Bitwise’s Matt Hougan Discusses Crypto Treasury Valuations
Bitwise Chief Investment Officer Matt Hougan shared insights on valuing digital asset treasury companies (DATs). He emphasized that many analysts misinterpret how these firms should be priced.
According to Hougan, valuing a DAT requires considering its lifespan. For example, if a Bitcoin-focused DAT closed immediately, its value would align with Bitcoin’s current price—known as market net asset value (mNAV) of 1.0. However, extending the liquidation timeline to a year complicates valuations.
Hougan identified three factors that justify a discount to mNAV: illiquidity, expenses, and risk. Illiquidity refers to the lower price investors would pay for Bitcoin received after waiting a year, potentially discounting valuations by 5-10%. Expenses can also chip away at investor returns. A firm paying $10 per share in executive salaries would warrant a 10% reduction in value. Moreover, risk encompasses potential operational failures and must be included in the pricing formula.

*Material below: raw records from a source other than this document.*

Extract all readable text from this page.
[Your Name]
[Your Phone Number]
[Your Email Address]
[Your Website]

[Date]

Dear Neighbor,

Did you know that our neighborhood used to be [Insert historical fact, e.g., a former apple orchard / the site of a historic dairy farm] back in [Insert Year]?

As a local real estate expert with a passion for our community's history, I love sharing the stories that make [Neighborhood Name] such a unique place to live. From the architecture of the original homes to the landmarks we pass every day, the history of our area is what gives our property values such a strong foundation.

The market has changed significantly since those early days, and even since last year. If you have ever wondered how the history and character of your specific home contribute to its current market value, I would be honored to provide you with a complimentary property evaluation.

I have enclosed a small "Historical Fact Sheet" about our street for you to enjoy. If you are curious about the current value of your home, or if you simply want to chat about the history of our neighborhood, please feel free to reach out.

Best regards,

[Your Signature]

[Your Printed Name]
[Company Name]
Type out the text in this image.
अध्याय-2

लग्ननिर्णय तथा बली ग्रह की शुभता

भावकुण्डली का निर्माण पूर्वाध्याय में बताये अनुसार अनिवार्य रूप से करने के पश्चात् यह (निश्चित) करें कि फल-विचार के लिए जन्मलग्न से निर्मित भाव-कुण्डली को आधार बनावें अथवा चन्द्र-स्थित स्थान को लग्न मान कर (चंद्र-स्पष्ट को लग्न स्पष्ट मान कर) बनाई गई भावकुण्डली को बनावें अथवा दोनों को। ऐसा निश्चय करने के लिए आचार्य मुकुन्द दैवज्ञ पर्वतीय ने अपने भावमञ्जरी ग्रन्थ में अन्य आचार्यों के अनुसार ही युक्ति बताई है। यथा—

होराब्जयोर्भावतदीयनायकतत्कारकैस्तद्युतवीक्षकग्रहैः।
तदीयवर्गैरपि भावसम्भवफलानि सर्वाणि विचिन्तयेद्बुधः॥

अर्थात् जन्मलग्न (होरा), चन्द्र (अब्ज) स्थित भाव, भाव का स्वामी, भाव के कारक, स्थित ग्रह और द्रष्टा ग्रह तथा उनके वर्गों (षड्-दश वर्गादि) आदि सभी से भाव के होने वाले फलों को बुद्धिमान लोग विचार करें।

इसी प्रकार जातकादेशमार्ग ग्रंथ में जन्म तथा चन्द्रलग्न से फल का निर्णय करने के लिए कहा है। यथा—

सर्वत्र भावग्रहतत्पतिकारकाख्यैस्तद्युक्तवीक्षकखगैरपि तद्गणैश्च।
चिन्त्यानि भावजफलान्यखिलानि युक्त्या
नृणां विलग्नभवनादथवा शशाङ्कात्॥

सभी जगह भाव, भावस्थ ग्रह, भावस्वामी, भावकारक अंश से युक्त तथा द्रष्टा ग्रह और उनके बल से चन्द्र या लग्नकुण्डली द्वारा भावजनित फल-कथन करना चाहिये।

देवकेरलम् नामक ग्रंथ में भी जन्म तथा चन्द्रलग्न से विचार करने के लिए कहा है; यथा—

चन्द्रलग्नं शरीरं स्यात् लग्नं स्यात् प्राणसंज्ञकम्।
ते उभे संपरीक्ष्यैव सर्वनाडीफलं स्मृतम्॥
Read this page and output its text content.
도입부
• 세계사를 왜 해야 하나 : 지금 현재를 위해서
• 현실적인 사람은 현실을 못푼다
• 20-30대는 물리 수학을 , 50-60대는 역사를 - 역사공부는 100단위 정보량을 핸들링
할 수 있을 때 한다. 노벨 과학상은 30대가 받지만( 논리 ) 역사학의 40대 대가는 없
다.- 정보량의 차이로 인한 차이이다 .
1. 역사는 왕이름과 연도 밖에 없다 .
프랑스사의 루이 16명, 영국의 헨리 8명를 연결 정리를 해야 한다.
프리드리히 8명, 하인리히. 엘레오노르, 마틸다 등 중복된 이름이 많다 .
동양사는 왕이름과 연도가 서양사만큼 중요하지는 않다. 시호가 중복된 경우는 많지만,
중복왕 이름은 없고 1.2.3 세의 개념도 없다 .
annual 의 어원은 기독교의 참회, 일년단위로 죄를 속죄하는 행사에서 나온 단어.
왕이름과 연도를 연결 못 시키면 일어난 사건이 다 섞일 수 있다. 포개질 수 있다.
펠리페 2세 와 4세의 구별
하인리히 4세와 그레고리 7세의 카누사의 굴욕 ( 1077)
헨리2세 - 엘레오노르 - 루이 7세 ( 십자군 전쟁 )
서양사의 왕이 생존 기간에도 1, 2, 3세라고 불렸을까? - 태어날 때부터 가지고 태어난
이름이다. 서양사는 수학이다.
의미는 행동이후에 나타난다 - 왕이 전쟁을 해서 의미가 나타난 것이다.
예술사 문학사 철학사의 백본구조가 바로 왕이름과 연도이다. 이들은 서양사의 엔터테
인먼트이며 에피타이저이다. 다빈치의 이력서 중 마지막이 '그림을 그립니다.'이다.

Although discounts are common, Hougan noted that DATs may trade at a premium if they can increase their crypto-per-share value. In the U.S., he identified four strategies for achieving this: issuing USD-denominated debt to buy crypto, lending crypto for interest, using derivatives like writing call options, and acquiring crypto at discounted rates.
However, Hougan pointed out a “high hurdle” for most DATs. While discount factors are predictable, premium-related factors often remain uncertain. Thus, most firms currently trade at a discount, while a few successful companies find themselves at a premium.
He explained how to estimate fair value for a Bitcoin DAT projected to liquidate in 12 months. The calculation involves factoring in expenses, applying a risk discount, and adjusting for potential increases in Bitcoin-per-share.
Larger DATs have structural benefits. They access debt markets more easily and tap into larger pools of crypto for lending. This year, these companies invested at least $42.7 billion into acquisitions, with $22.6 billion recorded in just the third quarter—marking a record for crypto accumulation.
Ultimately, Hougan believes that while the sector shows promise, it will also experience divergence. A few firms will excel, while many will likely navigate challenges as they strive to achieve their full potential.